Which of the following expressions has correct lisp syntax?
(+ 1 (quote 1))
==> 1 (???)
(+ 1 (eval (quote 1))
==> 2
I'm currently writing my own lisp interpreter and not quite sure how to handle the quotes correct. Most lisp interpreters I've had a look at evaluate both expressions to "2". But shouldn't the quote be not evaluated at all and thereby only the second one be a legal expression? Why does it work then anyway? Is this some kind of syntactical sugar?
Barring special forms, most Lisps evaluate the arguments first, then apply the function (hence the eval-and-apply phrase).

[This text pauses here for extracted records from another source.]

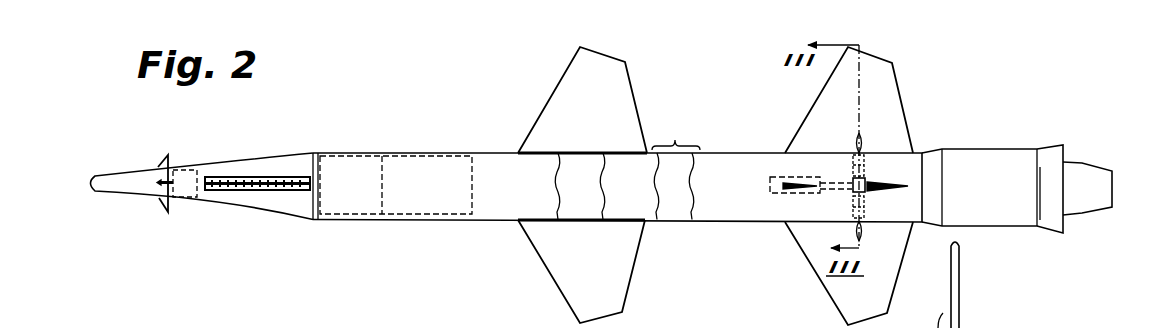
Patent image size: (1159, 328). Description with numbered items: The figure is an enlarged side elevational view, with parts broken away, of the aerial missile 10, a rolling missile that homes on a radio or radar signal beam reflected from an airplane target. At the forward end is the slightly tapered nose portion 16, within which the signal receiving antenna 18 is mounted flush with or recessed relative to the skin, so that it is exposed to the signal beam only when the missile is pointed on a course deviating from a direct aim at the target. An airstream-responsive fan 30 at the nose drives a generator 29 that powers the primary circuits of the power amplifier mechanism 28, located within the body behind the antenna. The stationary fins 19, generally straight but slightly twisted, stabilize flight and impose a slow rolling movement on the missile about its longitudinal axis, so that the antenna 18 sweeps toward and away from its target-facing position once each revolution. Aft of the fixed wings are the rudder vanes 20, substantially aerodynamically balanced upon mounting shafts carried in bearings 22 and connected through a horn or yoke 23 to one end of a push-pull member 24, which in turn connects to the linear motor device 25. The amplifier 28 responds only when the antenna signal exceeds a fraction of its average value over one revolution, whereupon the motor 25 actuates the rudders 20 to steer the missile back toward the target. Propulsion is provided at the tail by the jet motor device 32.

The aerial missile 10 is at (473, 148).
The nose portion 16 is at (256, 162).
The signal receiving antenna 18 is at (268, 191).
The stationary fins 19 is at (622, 98).
The rudder vanes 20 is at (900, 110).
The bearings 22 is at (865, 165).
The horn or yoke 23 is at (850, 193).
The push-pull member 24 is at (840, 177).
The linear motor device 25 is at (768, 180).
The power amplifier mechanism 28 is at (425, 202).
The generator 29 is at (193, 197).
The airstream-responsive fan 30 is at (168, 157).
The jet motor device 32 is at (990, 156).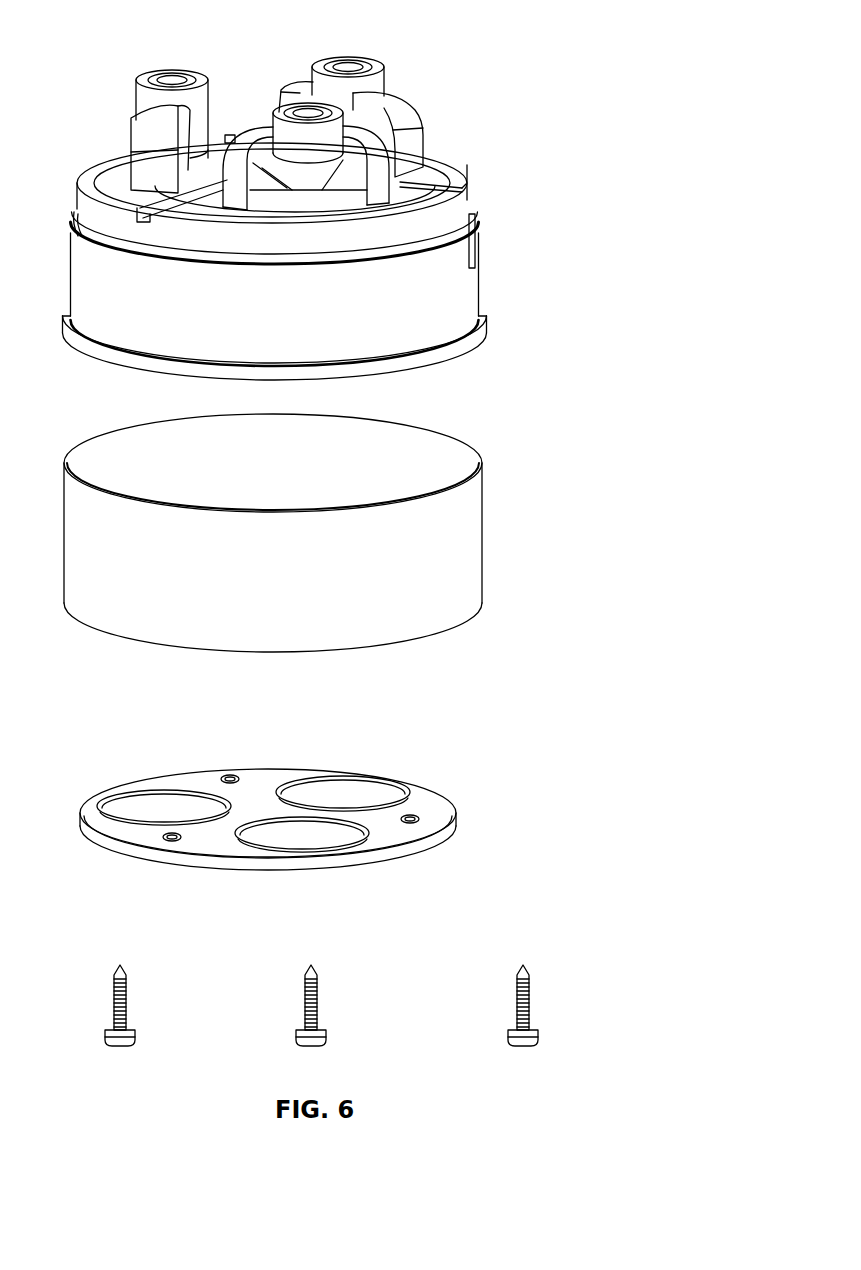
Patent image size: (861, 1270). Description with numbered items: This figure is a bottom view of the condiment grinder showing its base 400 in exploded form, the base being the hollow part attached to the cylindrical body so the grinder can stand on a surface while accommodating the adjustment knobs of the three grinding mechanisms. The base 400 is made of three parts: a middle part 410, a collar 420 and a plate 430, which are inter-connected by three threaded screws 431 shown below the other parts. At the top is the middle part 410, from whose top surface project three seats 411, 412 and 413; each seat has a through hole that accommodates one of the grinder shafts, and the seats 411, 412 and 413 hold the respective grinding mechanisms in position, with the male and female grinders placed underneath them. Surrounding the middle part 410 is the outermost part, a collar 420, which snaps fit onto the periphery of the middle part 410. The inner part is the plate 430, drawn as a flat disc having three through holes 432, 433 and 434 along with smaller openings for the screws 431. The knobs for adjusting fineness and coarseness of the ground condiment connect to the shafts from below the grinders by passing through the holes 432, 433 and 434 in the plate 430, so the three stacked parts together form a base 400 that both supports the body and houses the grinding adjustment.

The base 400 is at (466, 52).
The middle part 410 is at (458, 302).
The seat 411 is at (407, 118).
The seat 412 is at (430, 152).
The seat 413 is at (145, 98).
The collar 420 is at (452, 565).
The plate 430 is at (289, 813).
The threaded screws 431 is at (112, 997).
The through hole 432 is at (140, 790).
The through hole 433 is at (367, 837).
The through hole 434 is at (343, 777).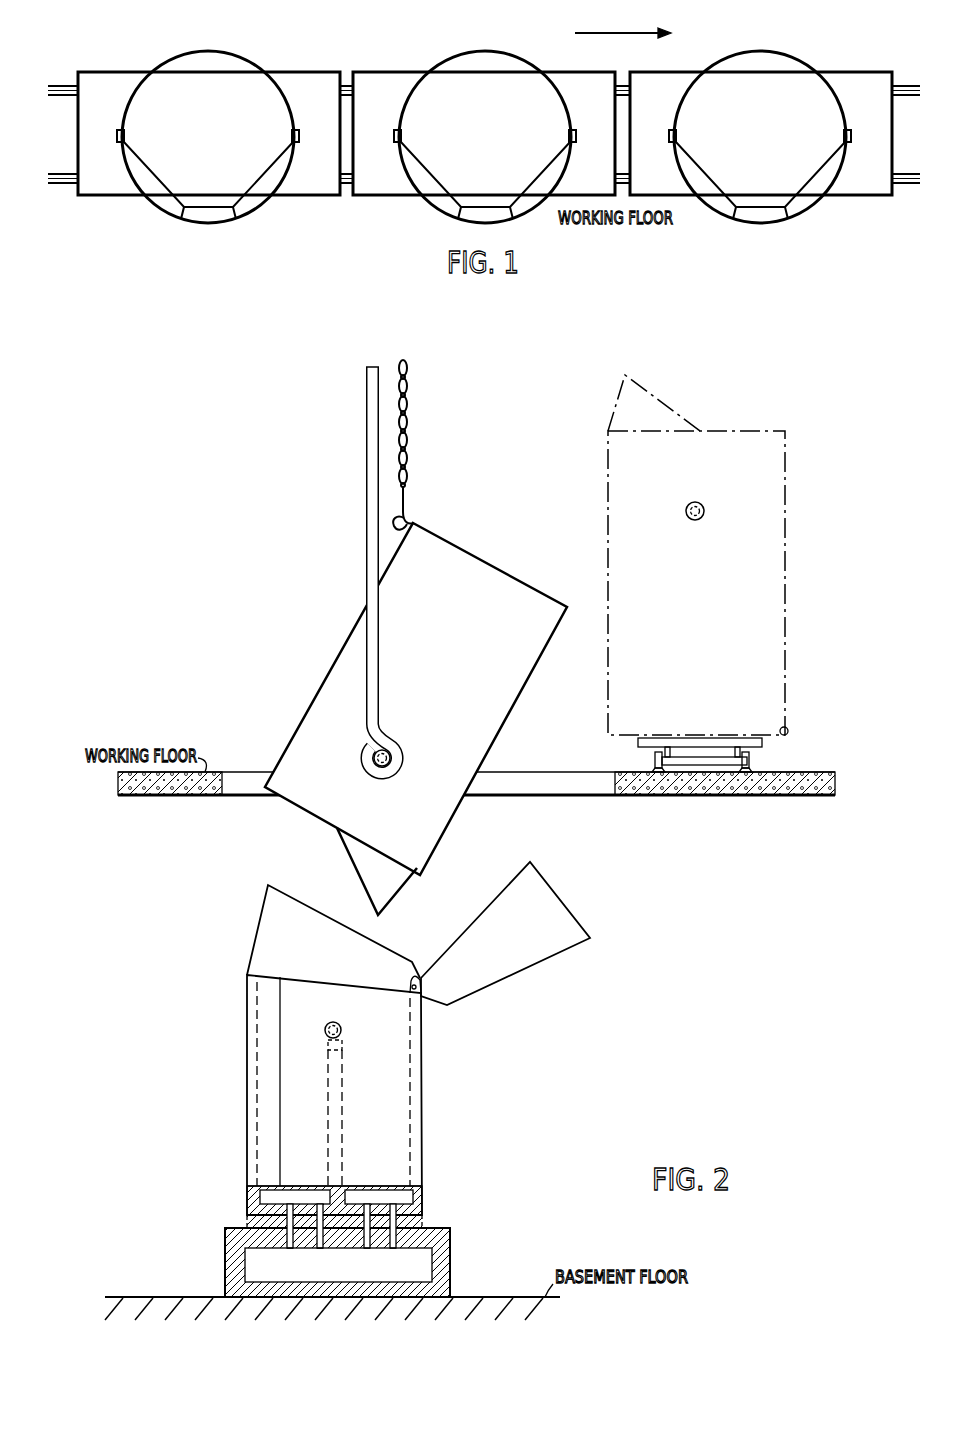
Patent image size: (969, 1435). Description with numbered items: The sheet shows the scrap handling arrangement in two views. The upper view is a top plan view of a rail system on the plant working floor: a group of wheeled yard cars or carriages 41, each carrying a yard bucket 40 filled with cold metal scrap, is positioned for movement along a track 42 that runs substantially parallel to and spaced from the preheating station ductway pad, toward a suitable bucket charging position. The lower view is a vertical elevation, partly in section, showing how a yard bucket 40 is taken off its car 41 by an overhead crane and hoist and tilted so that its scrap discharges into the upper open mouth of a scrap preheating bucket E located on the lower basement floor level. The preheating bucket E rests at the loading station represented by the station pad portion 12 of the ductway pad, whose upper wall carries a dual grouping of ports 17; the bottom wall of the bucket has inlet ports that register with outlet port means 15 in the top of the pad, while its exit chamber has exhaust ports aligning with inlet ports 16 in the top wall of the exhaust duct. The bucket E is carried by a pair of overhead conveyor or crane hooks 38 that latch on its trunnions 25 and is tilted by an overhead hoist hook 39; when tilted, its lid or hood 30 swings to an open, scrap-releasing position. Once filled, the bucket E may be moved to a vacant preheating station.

In FIG. 2, the station pad portion 12 is at (450, 1268).
In FIG. 2, the port means 15 is at (319, 1204).
In FIG. 2, the inlet ports 16 is at (393, 1204).
In FIG. 2, the dual grouping of ports 17 is at (393, 1248).
In FIG. 2, the trunnions 25 is at (342, 1030).
In FIG. 2, the lid or hood 30 is at (528, 960).
In FIG. 2, the overhead conveyor or crane hooks 38 is at (366, 533).
In FIG. 2, the overhead hoist hook 39 is at (405, 511).
In FIG. 1, the yard buckets 40 is at (196, 148).
In FIG. 2, the yard buckets 40 is at (424, 693).
In FIG. 1, the rail cars or carriages 41 is at (305, 190).
In FIG. 2, the rail cars or carriages 41 is at (641, 743).
In FIG. 1, the track 42 is at (66, 184).
In FIG. 2, the track 42 is at (752, 770).
In FIG. 2, the preheating scrap bucket E is at (380, 1118).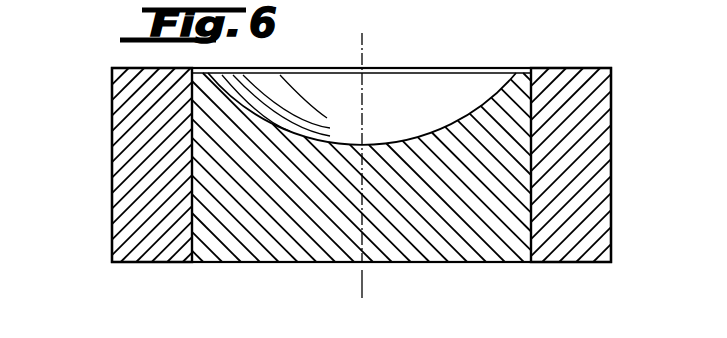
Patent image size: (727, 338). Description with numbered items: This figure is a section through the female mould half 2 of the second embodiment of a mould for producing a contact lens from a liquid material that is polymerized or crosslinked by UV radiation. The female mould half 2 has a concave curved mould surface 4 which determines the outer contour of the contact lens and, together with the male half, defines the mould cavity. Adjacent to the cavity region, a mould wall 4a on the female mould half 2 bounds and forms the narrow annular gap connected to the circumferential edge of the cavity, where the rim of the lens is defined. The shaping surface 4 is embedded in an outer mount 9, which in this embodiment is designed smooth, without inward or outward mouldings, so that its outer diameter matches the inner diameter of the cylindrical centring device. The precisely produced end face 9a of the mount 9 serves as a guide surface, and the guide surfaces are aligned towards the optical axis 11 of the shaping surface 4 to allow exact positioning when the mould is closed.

Your first form (+ 1 '1) would first evaluate its arguments 1 and '1. Constant numerics evaluate to themselves, and the quote evaluates to what it quotes, so you'd be left applying + to 1 and 1, yielding 2.
eval: (+ 1 (quote 1))
eval 1st arg: 1 ==> 1
eval 2nd arg: '1 ==> 1
apply: (+ 1 1) ==> 2
The second form is similar, the unquoted 1 will just go through eval once, yielding 1 again:
eval: (+ 1 (eval '1))
eval 1st arg: 1 ==> 1
eval 2nd arg: (eval '1)
eval arg: '1 ==> 1
apply: (eval 1) ==> 1
apply: (+ 1 1) ==> 2
Numbers evaluate to themselves so (quote 1) is the same as 1.